The following guide to museum shows currently on view is compiled from Artforum’s three-times-yearly exhibition preview. Subscribe now to begin a year of Artforum—the world’s leading magazine of contemporary art. You’ll get all three big preview issues, featuring Artforum’s comprehensive advance roundups of the shows to see each season around the globe.
The earliest of the twenty-five canvases in this exhibition (organized with the Georgia O’Keeffe Museum in Santa Fe, New Mexico) date from the mid-1970s, when a group of works on horse themes catapulted Susan Rothenberg to the forefront of the New Image painters. Long settled in Galisteo, Texas, Rothenberg has for some time employed a much smaller, stitch-like stroke, a mode resistant to the “frozen motion” (as the artist describes it) of the equine ideogram on which her considerable reputation rests. Absorbed by the small wonders of Texan domestic life as well as by the state’s vast landscape, she now makes paintings that appear eccentrically Impressionist, with a characteristic loss of edge as figures and grounds meld into one another owing to her agile and flickering touch.
In traditional folktales, the trickster serves to reveal cultural complexities, and as critic Jean Fisher has noted, this character has “a global reach,” popping up in narratives everywhere, subverting rules, and confusing codes. So, too, Member of the British Empire Yinka Shonibare, whose multireferential sculptures, installations, paintings, videos, and photographs have reverse-colonized the art world, peopling it with a cast of color-saturated, quasi-surreal masqueraders (often headless and usually engaged in extravagantly absurd pursuits). Featuring twenty works from the past twelve years, this major midcareer survey will highlight Shonibare’s newest output—and promises a carnival of both visual and postcolonial complexity.
For the past few decades, American art’s first lady has looked a bit kitschy to insiders, her artistic mode as pseudo-authentic as “southwestern” cuisine. Then there is her troublesome status as a celebrity, thanks in part to Alfred Stieglitz’s racy portraits (some of which appear in this exhibition), as well as to her subject matter. But maybe we were wrong. By foregrounding her abstractions—130 paintings, watercolors, drawings, and sculptures—the case can be made for a radicality underlying her popularity, a rigor beneath the flowers. And seen through the eyes of today’s younger artists, O’Keeffe’s brand of American art looks interesting again, specific and local amid globalism’s anyspacewhatever, late, late modernism.

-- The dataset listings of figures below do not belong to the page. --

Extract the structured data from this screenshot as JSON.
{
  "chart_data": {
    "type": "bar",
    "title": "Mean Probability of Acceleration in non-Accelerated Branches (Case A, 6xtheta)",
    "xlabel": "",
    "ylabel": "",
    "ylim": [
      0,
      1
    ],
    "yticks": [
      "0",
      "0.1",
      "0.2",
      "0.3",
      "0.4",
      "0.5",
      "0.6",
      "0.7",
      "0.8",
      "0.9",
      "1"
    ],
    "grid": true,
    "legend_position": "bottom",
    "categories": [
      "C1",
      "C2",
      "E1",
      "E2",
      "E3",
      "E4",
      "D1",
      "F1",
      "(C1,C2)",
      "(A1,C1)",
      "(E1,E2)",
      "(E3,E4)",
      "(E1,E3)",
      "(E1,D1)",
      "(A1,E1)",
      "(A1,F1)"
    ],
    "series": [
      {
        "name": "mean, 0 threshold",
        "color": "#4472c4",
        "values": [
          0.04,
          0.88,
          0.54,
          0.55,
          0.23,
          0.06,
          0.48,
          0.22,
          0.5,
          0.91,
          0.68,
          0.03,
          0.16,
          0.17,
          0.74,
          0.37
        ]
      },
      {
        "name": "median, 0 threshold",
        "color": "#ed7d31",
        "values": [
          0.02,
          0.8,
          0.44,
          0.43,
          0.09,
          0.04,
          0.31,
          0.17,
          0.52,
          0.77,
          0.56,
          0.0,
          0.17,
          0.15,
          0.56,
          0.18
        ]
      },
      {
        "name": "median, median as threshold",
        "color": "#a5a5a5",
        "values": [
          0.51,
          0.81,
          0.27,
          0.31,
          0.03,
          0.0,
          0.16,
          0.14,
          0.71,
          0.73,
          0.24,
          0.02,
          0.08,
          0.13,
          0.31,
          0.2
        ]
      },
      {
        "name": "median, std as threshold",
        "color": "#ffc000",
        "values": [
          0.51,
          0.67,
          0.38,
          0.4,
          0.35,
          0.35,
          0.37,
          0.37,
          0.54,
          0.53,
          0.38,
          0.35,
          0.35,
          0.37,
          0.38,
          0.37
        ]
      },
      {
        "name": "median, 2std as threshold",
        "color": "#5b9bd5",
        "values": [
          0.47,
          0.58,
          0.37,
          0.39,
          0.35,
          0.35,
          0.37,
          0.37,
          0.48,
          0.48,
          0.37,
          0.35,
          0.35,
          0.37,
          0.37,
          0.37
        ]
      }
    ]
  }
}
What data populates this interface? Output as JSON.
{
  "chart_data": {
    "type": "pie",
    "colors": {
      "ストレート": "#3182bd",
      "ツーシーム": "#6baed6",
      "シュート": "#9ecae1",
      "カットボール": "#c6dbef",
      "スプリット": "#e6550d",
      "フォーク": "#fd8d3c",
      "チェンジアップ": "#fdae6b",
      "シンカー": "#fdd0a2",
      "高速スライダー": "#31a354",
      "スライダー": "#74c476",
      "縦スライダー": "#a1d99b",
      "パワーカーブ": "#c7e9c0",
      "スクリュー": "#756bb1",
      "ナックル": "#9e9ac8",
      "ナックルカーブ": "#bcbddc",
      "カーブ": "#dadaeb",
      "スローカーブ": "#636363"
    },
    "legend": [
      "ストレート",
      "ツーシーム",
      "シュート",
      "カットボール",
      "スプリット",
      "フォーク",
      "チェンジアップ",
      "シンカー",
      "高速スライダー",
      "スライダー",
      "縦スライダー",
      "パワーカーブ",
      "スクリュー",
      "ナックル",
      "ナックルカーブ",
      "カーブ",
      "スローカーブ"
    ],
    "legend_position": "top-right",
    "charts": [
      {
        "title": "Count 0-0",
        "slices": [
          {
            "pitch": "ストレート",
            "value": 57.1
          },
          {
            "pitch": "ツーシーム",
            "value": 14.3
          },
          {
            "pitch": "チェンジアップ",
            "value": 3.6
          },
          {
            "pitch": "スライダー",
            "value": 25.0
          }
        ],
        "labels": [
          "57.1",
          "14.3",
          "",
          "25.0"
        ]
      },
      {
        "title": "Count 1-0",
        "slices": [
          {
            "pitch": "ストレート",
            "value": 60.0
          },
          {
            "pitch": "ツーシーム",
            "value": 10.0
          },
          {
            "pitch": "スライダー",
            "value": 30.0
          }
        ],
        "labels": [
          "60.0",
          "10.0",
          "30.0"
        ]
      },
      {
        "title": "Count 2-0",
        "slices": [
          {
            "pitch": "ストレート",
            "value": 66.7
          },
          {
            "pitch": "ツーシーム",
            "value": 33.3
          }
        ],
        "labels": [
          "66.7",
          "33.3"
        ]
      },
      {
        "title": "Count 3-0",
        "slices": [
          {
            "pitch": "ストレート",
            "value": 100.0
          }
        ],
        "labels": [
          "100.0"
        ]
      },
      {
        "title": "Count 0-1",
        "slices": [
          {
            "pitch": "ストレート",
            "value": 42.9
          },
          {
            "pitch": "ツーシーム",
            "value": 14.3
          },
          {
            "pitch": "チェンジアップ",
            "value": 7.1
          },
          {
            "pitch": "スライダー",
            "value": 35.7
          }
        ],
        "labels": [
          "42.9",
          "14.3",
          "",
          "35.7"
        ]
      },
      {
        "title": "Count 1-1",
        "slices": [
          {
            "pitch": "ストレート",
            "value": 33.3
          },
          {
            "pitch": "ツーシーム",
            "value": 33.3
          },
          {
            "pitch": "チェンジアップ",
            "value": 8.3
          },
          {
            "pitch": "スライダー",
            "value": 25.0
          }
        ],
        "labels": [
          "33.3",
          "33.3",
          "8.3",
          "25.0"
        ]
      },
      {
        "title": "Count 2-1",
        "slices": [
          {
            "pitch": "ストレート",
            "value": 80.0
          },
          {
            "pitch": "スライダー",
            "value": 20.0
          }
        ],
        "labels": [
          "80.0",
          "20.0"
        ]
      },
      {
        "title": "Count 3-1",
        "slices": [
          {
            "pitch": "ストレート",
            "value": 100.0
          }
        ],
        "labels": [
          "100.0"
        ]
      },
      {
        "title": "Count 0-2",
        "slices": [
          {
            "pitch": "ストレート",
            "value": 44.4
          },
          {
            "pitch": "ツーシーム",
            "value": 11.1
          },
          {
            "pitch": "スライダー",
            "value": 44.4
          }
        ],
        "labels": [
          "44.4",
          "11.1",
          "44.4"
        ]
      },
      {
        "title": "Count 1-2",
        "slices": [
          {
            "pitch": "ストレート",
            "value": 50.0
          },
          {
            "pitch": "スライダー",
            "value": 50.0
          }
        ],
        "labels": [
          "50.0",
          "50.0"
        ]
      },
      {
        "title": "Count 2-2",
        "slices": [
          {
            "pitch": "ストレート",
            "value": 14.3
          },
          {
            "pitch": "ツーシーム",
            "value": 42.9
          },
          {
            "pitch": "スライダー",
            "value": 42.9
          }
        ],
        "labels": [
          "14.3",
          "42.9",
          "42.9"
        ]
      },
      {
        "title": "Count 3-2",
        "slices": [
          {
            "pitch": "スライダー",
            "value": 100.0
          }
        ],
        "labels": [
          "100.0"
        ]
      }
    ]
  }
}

This exhibition examines how artists have long used drag not just to genderbend but also to invent new personae using a range of technologies. Featuring videos, installations, photographs, and documentation of performances by many of the usual suspects (Claude Cahun, Andy Warhol, the inevitable Matthew Barney), it also includes bracing trans and queer work by Katarzyna Kozyra, Kalup Linzy, and Harry Dodge and Stanya Kahn. But in line with the exhibition’s subtitle, “Cross Dressing and the New Media Avant-Garde,” it seems to be Ryan Trecartin who is the engine driving the show, with his rowdy refusal of stable identities altogether. “There are so many things to be, Sally!” one of his characters proclaims. “I know,” responds another, “and I don’t want to be any of them.” A catalogue with essays by curator Michael Rush, art historian Ara H. Merjian, and performance artist John Kelly promises to grant such lines some historical ballast.
Tara Donovan makes I-can-do-that sculptures by taking a household item—a Styrofoam cup, straight pin, drinking straw, or toothpick—and positioning it among thousands of its ilk. You could do it, but you wouldn't. You wouldn't log hundreds of hours meticulously assembling, arranging, affixing, or otherwise conjoining countless identical consumer goods. The results, when seen from afar, offer gestalt experiences that, paradoxically, often conjure natural associations, with, for example, waves, clouds, and mountains. Donovan's first major museum show, accompanied by a comprehensive monograph documenting nearly all her projects to date, presents a dozen sculptures and five major installations from the past twelve years.
Organized by LACMA and the Museum of Fine Arts, Houston, “Your Bright Future: 12 Contemporary Artists from Korea” features installations, sculptures, videos, computer animations, and Web-based work by artists born in South Korea between 1957 and 1972 and raised during a period of sustained political upheaval. Intended to redress what cocurator Lynn Zelevansky calls Korea’s “virtual absence from the Western imagination,” the show is accompanied by a catalogue with essays by Zelevansky, cocurator Christine Starkman, and art historian Joan Kee, as well as interviews with the artists and an informative time line of Korean art and politics from 1945 to the present.